The FAIR Principles
The FAIR Principles¶
The FAIR guiding principles for scientific data management and stewardship [WDA+16] were developed as guidelines to improve the Findability, Accessibility, Interoperability and Reusability of digital assets; all of which support research reproducibility. The FAIR principles play an important role in making your data available to others for reuse.
It is much easier to make data FAIR if you plan to do this from the beginning of your research project. You can plan for this in your Data Management Plan (DMP) (see points 4 and 5 of the Data Management Plan chapter).
Even though the FAIR principles have been defined to allow machines to find and use digital objects automatically, they improve the reusability of data by humans as well. The capacity of computational systems to find, access, interoperate, and reuse data, with none or minimal human intervention, is essential in today’s data-driven era, where humans increasingly rely on computational support to deal with data as a result of the increase in volume, velocity and variety.
This chapter provides an abstract and broad view of what the FAIR principles are. How to put the FAIR principles into practise is discussed in other sub chapters ( Data Organisation in Spreadsheets, Documentation and Metadata and Sharing and Archiving Data). You can also use the Wellcome Getting Started Guide or the How To FAIR website to find out more about the FAIR principles and how to get started.
In brief, FAIR data should be:
Findable: The first step in (re)using data is to find them! Descriptive metadata (information about the data such as keywords) are essential.
Accessible: Once the user finds the data and software they need to know how to access it. Data could be openly available but it is also possible that authentication and authorisation procedures are necessary.
Interoperable: Data needs to be integrated with other data and interoperate with applications or workflows.
Reusable: Data should be well-described so that they can be used, combined, and extended in different settings.
Making data ‘FAIR’ is not the same as making it ‘open’. Accessible means that there is a procedure in place to access the data. Data should be as open as possible, and as closed as necessary.

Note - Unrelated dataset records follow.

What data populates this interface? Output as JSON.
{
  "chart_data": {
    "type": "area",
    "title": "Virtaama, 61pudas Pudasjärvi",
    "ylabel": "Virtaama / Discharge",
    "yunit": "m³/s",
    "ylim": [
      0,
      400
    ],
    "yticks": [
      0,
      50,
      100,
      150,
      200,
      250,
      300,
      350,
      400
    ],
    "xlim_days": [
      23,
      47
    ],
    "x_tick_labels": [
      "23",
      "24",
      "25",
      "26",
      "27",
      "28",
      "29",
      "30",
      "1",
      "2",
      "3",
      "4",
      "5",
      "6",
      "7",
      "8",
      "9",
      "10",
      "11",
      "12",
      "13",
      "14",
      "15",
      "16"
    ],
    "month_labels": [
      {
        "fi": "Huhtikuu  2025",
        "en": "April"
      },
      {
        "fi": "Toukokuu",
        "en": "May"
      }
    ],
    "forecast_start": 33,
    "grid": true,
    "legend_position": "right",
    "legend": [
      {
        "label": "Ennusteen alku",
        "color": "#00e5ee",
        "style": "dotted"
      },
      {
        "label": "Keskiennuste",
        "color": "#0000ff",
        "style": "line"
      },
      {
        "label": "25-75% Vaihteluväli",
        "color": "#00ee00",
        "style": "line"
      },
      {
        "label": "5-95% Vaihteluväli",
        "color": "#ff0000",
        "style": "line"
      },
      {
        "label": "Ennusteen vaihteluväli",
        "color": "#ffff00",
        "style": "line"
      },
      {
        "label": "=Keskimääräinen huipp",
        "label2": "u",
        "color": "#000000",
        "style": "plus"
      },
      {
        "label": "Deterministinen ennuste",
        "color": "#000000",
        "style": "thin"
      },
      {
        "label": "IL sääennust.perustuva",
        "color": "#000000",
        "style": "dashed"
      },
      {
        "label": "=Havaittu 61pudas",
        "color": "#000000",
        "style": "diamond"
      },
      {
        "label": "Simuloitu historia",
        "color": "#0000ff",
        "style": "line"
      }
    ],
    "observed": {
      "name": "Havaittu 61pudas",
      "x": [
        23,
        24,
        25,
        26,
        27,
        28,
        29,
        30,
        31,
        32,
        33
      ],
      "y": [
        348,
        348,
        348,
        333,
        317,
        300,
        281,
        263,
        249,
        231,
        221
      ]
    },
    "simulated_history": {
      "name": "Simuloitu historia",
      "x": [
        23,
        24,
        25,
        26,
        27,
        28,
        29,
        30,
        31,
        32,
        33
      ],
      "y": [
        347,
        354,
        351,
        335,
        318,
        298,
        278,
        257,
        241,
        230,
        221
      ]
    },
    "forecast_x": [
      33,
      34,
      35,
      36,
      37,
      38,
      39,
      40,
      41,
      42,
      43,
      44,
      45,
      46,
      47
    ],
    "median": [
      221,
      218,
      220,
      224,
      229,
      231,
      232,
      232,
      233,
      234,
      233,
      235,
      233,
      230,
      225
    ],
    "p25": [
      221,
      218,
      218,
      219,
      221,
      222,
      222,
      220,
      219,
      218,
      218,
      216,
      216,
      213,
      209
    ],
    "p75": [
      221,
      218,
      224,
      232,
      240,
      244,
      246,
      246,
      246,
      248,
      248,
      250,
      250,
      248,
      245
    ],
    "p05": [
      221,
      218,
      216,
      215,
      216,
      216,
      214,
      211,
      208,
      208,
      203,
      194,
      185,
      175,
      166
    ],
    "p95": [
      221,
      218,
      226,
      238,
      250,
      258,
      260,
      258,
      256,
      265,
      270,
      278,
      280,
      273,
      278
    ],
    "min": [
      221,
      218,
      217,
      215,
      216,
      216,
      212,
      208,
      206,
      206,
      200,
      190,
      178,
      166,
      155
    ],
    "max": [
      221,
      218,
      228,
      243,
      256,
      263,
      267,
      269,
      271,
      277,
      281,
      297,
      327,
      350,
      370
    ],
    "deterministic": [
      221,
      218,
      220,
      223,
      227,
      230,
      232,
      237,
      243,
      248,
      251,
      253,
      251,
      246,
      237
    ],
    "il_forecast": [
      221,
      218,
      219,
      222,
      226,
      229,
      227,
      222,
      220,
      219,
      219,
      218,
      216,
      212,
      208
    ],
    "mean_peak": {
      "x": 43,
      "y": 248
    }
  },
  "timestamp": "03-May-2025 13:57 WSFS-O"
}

It is also important to say that the FAIR principles are aspirational: they do not strictly define how to achieve a state of FAIRness, but rather describe a continuum of features, attributes, and behaviours that will move a digital resource closer to that goal.
Although started by a community operating in the life science, the FAIR principles have rapidly been adopted by publishers, funders, and pan-disciplinary infrastructure programmes and societies. Many groups and organisation are working to define guidance and tools to help researchers and other stakeholders (like librarians, funders, publishers, and trainers) make data more FAIR. If you are interested in participating in these communities there are two global initiatives that act as umbrella organizations and reference points for many discipline-specific efforts: GOFAIR and the Research Data Alliance (RDA).
Under GOFAIR, there are many Implementation Networks (INs) committed to implementing the FAIR principles.
Under the RDA, there are several groups tackling different aspects relevant to the RDM life cycle. Among these, one group is reviewing existing efforts, building on them to define a standard set of common assessment criteria for the evaluation of FAIRness.